Heinz Braune

deutscher Kunsthistoriker und Museumsleiter

Hans Heinrich Braune-Krickau, üblicherweise nur Heinz Braune genannt, (* 26. Dezember 1880 in Dobroslawitz, Kreis Cosel (Oberschlesien); † 10. Januar 1957 in München) war ein deutscher Kunsthistoriker und Museumsleiter.

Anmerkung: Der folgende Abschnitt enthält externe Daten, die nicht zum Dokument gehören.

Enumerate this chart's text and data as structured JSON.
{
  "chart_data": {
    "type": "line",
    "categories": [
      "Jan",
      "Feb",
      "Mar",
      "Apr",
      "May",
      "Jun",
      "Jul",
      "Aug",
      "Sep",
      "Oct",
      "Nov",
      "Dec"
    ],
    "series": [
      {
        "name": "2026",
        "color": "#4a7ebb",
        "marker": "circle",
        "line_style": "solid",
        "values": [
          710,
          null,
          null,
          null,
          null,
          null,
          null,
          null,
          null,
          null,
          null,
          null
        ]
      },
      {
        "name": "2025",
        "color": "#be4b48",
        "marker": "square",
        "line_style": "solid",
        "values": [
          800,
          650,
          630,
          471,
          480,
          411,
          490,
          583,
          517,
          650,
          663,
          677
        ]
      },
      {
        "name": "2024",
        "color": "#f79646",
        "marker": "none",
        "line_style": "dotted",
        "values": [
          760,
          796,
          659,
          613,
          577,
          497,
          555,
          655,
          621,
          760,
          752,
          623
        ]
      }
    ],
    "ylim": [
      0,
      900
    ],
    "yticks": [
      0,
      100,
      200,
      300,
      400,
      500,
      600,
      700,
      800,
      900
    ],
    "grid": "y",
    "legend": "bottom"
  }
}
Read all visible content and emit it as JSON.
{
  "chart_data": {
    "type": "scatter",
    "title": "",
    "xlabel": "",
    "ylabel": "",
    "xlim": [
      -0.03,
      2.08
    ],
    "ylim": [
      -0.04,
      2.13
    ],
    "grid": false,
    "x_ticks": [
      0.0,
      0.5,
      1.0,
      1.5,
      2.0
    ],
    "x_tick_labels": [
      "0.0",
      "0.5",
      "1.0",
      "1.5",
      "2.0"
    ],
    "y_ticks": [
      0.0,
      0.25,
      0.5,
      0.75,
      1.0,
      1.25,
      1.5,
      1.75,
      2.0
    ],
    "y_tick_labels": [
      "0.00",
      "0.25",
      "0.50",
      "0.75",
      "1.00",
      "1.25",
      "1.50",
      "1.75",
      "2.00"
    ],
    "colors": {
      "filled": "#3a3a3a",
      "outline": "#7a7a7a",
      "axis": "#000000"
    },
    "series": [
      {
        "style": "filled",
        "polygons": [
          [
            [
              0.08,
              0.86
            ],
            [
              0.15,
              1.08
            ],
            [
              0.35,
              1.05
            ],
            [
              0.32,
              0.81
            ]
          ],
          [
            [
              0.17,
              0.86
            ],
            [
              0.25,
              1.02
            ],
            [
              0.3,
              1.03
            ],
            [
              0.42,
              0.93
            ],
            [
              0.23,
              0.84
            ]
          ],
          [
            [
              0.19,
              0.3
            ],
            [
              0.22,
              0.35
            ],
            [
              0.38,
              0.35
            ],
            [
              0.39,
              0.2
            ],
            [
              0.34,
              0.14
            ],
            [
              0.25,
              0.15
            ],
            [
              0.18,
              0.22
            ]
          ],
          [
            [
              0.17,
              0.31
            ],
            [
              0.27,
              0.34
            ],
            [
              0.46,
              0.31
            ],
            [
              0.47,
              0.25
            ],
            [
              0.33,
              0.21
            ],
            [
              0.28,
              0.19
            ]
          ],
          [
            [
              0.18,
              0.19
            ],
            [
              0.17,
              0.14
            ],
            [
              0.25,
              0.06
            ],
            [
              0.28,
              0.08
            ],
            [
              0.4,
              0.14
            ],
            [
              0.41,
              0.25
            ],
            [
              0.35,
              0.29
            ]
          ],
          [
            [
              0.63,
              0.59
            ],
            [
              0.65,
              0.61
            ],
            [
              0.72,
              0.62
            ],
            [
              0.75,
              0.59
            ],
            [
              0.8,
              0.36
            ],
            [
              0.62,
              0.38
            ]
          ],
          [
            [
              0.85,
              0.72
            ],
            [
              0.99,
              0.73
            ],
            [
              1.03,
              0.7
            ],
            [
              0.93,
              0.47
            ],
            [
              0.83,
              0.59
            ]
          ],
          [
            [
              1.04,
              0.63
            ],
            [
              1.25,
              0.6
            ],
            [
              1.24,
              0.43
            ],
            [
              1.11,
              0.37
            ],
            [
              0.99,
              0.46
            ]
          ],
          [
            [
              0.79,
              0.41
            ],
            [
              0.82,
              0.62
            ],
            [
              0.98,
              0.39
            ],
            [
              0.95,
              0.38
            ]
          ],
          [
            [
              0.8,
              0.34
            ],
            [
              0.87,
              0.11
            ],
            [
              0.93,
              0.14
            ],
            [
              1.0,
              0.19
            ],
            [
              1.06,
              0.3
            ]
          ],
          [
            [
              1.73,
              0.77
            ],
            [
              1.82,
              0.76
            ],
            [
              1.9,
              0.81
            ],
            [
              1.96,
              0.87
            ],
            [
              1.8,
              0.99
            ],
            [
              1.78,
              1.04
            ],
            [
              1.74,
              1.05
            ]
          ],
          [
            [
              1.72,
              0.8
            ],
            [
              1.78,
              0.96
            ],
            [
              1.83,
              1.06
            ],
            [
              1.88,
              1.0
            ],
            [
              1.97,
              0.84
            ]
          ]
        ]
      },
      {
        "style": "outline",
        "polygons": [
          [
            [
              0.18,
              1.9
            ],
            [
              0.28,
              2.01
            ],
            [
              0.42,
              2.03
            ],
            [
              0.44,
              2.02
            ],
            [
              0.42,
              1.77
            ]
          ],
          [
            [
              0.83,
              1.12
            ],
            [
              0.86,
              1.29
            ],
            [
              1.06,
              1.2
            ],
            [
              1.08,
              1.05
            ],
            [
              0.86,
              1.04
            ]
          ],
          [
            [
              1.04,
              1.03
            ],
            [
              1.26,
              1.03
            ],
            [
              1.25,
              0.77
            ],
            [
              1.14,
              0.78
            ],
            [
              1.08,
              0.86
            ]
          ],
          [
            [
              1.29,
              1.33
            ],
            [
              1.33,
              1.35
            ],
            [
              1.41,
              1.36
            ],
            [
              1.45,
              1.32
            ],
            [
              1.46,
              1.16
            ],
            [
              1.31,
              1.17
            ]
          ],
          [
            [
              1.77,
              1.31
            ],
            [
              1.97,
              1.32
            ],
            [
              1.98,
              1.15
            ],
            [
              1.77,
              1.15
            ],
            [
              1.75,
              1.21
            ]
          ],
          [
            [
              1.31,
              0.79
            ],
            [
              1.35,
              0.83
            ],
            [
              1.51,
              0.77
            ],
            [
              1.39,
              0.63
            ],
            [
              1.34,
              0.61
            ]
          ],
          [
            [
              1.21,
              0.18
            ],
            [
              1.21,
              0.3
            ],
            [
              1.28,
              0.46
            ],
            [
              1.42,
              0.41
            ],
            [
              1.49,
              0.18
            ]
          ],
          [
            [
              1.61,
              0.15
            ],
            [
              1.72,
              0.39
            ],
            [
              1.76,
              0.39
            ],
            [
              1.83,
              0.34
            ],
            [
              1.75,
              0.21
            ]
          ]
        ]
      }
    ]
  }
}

Als Sohn eines Gutsbesitzers in Schlesien und Leipzig (Thomasschule) aufgewachsen, studierte Braune an der Universität München anfangs Klassische Archäologie bei Adolf Furtwängler, dann Kunstgeschichte bei Karl Voll. 1905 wurde er mit einer Dissertation über „Die kirchliche Wandmalerei Bozens um 1400“ promoviert. 1906 war er mit Karl Voll und Hans Buchheit für den ersten kritischen Gemäldekatalog des Bayerischen Nationalmuseums verantwortlich. 1907 wurde Braune Kustos an den Königlich Bayerischen Gemäldesammlungen. Von 1909 bis 1911 war er engster Mitarbeiter Hugo von Tschudis und nach dessen Tod im Jahr 1911 Interimsleiter bis 1914. Ab 1912 war Braune Direktor der Neuen Pinakothek als Nachfolger von August Holmberg.

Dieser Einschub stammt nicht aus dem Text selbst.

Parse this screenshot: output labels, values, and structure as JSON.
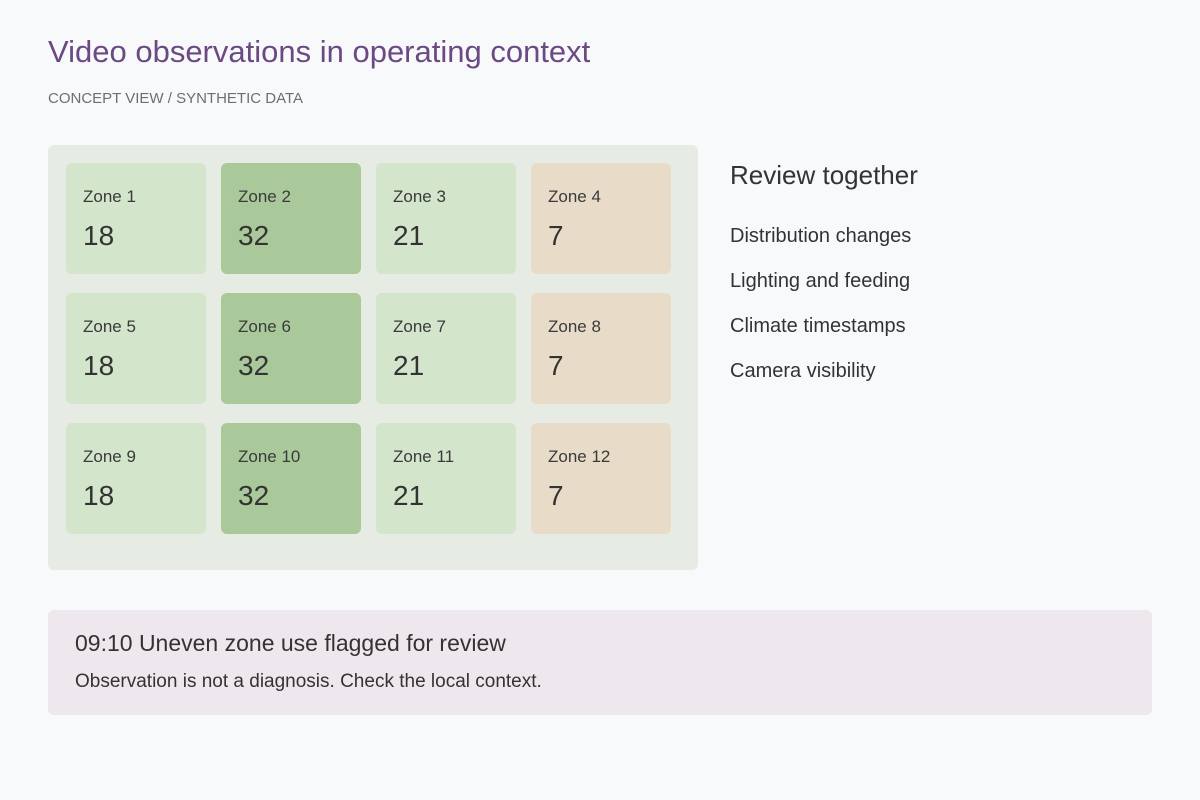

Braune initiierte und realisierte die Tschudi-Spende, um die von Tschudi reservierten, aber noch nicht bezahlten Werke französischer Impressionisten für die Pinakothek zu erwerben.[1] Am 1. November 1913 erfolgte die Wiedereröffnung der neu geordneten Neuen Pinakothek mit Ausstellung der Tschudi-Spende. 1914 wurde er zum Professor ernannt.

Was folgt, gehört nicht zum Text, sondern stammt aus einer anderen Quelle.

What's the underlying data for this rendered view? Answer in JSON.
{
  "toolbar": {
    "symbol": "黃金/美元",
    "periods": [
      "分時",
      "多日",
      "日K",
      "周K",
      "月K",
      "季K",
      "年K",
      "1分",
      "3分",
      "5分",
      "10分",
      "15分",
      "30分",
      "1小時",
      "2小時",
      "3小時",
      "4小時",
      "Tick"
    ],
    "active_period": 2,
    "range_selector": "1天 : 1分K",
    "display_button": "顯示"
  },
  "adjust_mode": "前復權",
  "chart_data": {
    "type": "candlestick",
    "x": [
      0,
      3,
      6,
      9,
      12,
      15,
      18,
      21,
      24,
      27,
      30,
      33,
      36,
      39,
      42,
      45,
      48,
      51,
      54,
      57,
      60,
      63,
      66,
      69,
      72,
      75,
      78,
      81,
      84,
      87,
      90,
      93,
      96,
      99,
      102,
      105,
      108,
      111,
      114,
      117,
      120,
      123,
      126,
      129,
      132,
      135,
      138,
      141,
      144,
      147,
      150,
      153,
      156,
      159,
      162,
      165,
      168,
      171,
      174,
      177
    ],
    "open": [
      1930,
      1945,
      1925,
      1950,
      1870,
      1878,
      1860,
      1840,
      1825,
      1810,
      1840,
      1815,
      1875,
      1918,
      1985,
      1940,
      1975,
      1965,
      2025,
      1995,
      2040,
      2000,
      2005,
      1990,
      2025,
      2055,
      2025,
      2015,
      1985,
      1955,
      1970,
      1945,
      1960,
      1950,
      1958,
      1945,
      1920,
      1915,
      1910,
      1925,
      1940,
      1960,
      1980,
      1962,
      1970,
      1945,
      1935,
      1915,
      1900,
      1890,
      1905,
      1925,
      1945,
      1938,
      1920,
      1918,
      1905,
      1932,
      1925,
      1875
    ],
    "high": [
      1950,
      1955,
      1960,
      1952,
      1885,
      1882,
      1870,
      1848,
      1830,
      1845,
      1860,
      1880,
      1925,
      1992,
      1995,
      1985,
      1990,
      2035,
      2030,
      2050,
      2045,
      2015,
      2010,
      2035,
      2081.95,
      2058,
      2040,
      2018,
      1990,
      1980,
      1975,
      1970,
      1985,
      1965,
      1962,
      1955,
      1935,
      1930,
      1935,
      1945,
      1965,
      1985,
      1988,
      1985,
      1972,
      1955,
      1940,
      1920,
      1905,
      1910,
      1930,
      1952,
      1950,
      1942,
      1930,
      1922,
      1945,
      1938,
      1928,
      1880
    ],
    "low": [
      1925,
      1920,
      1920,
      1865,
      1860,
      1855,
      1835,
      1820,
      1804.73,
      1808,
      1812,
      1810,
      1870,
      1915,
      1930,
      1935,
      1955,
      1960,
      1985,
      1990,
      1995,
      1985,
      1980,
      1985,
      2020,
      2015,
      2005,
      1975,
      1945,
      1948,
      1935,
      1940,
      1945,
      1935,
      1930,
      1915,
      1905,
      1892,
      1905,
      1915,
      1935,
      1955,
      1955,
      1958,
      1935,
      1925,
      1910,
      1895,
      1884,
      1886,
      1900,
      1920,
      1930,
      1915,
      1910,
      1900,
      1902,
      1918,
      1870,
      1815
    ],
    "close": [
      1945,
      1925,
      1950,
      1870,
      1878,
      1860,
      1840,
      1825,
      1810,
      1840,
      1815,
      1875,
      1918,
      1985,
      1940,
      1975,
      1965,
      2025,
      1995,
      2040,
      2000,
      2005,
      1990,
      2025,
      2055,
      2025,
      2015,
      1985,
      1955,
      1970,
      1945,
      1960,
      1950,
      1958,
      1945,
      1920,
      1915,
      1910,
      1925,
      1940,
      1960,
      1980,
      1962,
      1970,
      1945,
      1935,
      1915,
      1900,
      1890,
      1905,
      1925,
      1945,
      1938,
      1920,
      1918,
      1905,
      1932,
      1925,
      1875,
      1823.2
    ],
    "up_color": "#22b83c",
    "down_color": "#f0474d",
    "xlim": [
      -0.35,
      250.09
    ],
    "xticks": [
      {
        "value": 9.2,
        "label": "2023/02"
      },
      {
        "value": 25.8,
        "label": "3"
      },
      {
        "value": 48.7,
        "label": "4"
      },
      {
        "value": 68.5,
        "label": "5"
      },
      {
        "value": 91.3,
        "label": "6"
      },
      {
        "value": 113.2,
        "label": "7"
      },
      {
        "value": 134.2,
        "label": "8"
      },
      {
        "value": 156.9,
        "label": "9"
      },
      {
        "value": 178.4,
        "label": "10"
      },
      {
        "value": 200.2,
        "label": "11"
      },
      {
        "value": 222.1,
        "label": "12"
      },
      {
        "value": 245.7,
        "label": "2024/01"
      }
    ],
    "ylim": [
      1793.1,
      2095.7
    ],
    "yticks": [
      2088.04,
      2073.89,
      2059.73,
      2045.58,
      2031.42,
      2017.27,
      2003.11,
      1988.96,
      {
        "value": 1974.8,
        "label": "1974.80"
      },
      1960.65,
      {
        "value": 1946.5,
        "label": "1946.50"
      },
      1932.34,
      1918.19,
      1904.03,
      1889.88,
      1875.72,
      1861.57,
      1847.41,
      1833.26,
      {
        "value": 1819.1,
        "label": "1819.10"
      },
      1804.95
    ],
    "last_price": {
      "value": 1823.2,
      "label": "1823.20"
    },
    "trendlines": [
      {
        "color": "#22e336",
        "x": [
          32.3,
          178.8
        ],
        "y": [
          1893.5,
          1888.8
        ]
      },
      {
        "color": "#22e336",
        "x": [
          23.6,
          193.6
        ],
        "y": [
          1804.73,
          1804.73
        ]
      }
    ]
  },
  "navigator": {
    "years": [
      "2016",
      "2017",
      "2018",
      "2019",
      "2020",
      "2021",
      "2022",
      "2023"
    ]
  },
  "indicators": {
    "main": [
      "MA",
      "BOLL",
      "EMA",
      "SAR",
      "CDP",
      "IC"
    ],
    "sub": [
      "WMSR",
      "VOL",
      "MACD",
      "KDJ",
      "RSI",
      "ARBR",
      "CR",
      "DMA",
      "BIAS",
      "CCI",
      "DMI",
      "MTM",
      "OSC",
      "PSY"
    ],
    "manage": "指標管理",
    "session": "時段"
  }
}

Braune war von 1916 bis 1918 als Beauftragter des Kunstschutzes in Rumänien tätig. 1919 folgte er einem Ruf als Direktor des Schlesischen Museum der Bildenden Künste in Breslau. 1928 wurde er als Nachfolger von Otto Fischer Direktor der Staatsgalerie in Stuttgart, wo er bis zu seiner Pensionierung 1946 wirkte.

Braune war verheiratet mit der Kunsthistorikerin Mary Endres und nach deren Tod mit Gisela Fuchs. Er hatte vier Kinder.

Braunes Hauptinteresse galt der altdeutschen Kunst. Bei der Bearbeitung der Bildbestände des Bayerischen Nationalmuseums bewährte sich sein klarer Blick für Künstlerindividualitäten und Schulen. Seine Zuweisung der „Verspottung Christi“ an Grünewald (heute in der Alten Pinakothek) hatte bereits für Aufsehen gesorgt. In den von ihm und seinen Mitarbeitern in den Jahren 1911 bis 1914 herausgegebenen Katalogen der Pinakotheken und einiger Filialgalerien findet man überall die Spuren seiner Neuzuschreibungen und Entdeckungen, wie etwa die Flügelbilder zu Albrecht Dürers Bildnis des Oswald Krell. Zu Braunes Verdiensten gehört auch das Zusammenfinden der in verschiedenen Galerien verstreuten Altäre.

Hauptgebiet seiner Tätigkeit war jedoch die Neuordnung der bayerischen (Staats-)Gemäldesammlungen, die unter seiner Assistenz von Tschudi weitgehend durchgeführt, nach dessen Tod vollendet werden musste, vor allem die Neue Pinakothek, die nach seiner Neuordnung 1913 ein völlig verändertes Aussehen bekam mit Marées und der Tschudispende als Mittelpunkt.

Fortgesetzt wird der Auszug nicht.